Mercaptopurine, long established in the EU for the treatment of ALL, belongs to the pharmacotherapeutic group: antineoplastic agent, antimetabolites, purine analogues, ATC code L01BB02. It is an inactive pro-drug which acts as a purine antagonist, requiring cellular uptake and intracellular anabolism to thioguanine for cytotoxicity. Metabolites inhibit de novo purine synthesis and purine nucleotide interconversions. Cytotoxicity occurs when the thioguanine nucleotides are incorporated into nucleic acids.
Biovariability studies show considerable inter-individual variability, as a result of its first-pass metabolism.
Bioequivalence of 50mg Mercaptopurine Nova Laboratories oral suspension with the reference 50mg tablet has been demonstrated in a study with 60 volunteers, but not Cmax. The mean Cmax with the oral suspension was 39% higher than the tablet, although there was less between-subject variability with the suspension (46%) than with the tablet (69%). The elimination half-life of 6-mercaptopurine is between 60 and 120 minutes (five hours for active metabolites). The main route of elimination is through metabolism (only 7% of an oral dose being excreted as unchanged 6-mercaptopurine within 12 hours of administration).
Benefits of oral suspension 20mg/ml
Mercaptopurine is a cytotoxic purine analogue that interferes with nucleic acid metabolism and inhibits growth of malignant cells. It induces and primarily helps maintain remission of disease, with benefits that are well established. As an oral suspension, the added benefits include better precision, ease of administration (especially in small children), and more flexible and more consistent dosing. A higher rate of absorption compared with tablet is seen, and therefore dose must be adjusted when patients switch from tablet to oral formulation.
A 1ml suspension contains 20mg mercaptopurine (monohydrate), with excipients 3mg aspartame, 1mg methyl hydroxyl, 0.15mg propyl hydroxybenzoate and trace sucrose, and it appears as a pink-to-brown suspension.
Closely monitored haemotoxicity governs the dose to suit the patient. Depending on treatment phase, target doses vary between 25–75mg/m2 body surface area per day, but is lower in patients with reduced or absent thiopurine methyl transferase (TPMP) enzyme activity (which metabolises 6-mercaptopurine). For the elderly and for patients with renal or hepatic impairment, no pharmacokinetics have been performed. Therefore, careful monitoring with a view to reducing dosing is essential. Switching from tablet to oral suspension needs intensified haematological monitoring due to non-bioequivalence with respect to peak plasma concentration.
Mercaptopurine Nova Laboratories is orally administered after vigorous redispersing (shaking) with the use of dosing syringes (1ml and 5ml).
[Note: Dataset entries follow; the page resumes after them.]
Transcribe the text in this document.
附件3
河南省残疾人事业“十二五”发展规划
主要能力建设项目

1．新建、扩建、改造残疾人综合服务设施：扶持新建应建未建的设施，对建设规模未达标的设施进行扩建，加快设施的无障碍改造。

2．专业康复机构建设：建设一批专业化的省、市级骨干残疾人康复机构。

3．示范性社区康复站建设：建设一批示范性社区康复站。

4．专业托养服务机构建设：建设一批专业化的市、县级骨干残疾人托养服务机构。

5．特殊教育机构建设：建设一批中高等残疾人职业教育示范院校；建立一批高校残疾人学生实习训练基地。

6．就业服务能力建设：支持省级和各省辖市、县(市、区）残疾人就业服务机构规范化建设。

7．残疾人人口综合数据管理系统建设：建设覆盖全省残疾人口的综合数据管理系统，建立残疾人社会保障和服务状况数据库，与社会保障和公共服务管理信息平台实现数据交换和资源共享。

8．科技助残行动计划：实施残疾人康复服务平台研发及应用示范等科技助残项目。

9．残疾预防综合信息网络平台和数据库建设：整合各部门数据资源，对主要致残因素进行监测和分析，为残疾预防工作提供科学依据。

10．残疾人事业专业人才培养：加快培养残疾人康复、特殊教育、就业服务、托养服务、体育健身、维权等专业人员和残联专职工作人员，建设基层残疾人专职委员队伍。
It is taken in the evening either with food or on an empty stomach, provided the method is standardised, and at least one hour before or two hours after milk or dairy products.
Side effects
There exists one major adverse reaction: the method of action causes bone marrow suppression, which leads to leucopenia and thrombocytopenia and sometimes anaemia, with leucocyte and platelet counts falling after treatment is stopped.
Conclusions
Medicines containing mercaptopurine in tablet form have been used for many years in the EU to treat patients with ALL. An age-appropriate formulation has been identified as a priority research area of the EMA’s Paediatric Committee: Mercaptopurine Nova Laboratories (Xaluprine) represents this major advance in the treatment of ALL, particularly in children.
Key points
  • Xaluprine (Mercaptopurine Nova Laboratories 20mg/ml oral suspension) is used to treat children, adolescents and adults who have acute lymphoblastic leukaemia (ALL), a cancer of the lymphocytes.
  • Xaluprine is administered orally by syringe once per day in the evening, either with food (except dairy products) or on an empty stomach.
  • Xaluprine is converted within cells into metabolites, notable thioguanine, which interfere with DNA synthesis, thereby halting cell division.
  • While possessing the well-known effectiveness of tablet-form mercaptopurine in slowing down the progression of ALL, added benefits of Xaluprine include accuracy and ease of dosing in children.